A track record of broken promises. The agencies are falling farther behind on delivering what they promised in 2008 and 2010, and they are failing to adequately address ongoing and increasing threats. For example, in 2010 the agencies admitted that they had completed only about 25% of the actions promised for the Columbia River estuary in the first few years of the BiOp. The CE reveals that despite past promises to catch up, these deficits have actually grown. At the same time, the agencies are failing to deal with the skyrocketing number of young salmon consumed by cormorants – a threat that they knew about and ignored when they adopted the BiOp, but that reached an all-time high in 2011-2012. The CE carefully omits any discussion of this larger context and merely promises to develop a plan to study possible solutions by 2015.

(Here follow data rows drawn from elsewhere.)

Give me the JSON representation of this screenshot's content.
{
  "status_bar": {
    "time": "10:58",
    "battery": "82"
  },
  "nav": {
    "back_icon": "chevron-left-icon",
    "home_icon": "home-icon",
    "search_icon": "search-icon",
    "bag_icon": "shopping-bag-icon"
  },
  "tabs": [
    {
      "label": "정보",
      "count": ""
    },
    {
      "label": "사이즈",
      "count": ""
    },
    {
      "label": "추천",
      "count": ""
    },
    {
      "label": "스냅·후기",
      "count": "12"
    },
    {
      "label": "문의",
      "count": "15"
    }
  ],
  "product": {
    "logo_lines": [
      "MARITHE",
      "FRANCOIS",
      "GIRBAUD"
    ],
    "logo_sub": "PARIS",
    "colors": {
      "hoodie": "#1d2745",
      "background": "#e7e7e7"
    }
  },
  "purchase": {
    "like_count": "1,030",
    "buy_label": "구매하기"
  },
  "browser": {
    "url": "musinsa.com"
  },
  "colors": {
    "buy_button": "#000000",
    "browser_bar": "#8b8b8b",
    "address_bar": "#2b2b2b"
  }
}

The real problem remains: the BiOp they're implementing is illegal. The reason the 2008/2010 BiOp was struck down by a federal court is that it fails to put in place the actions and measures that would ensure imperiled salmon and steelhead are given a reasonable shot at both survival and eventual recovery. The current plan is illegal, inadequate and behind schedule. Salmon and steelhead and the people of the region need a new legal, science-based plan that departs from the failed status quo policies of past decades. Today, wild fish are barely treading water. The new plan must put in place measures that will meet the basic ecological needs of imperiled salmon and steelhead, and provide a lawful foundation for rebuilding wild populations that have languished for too long.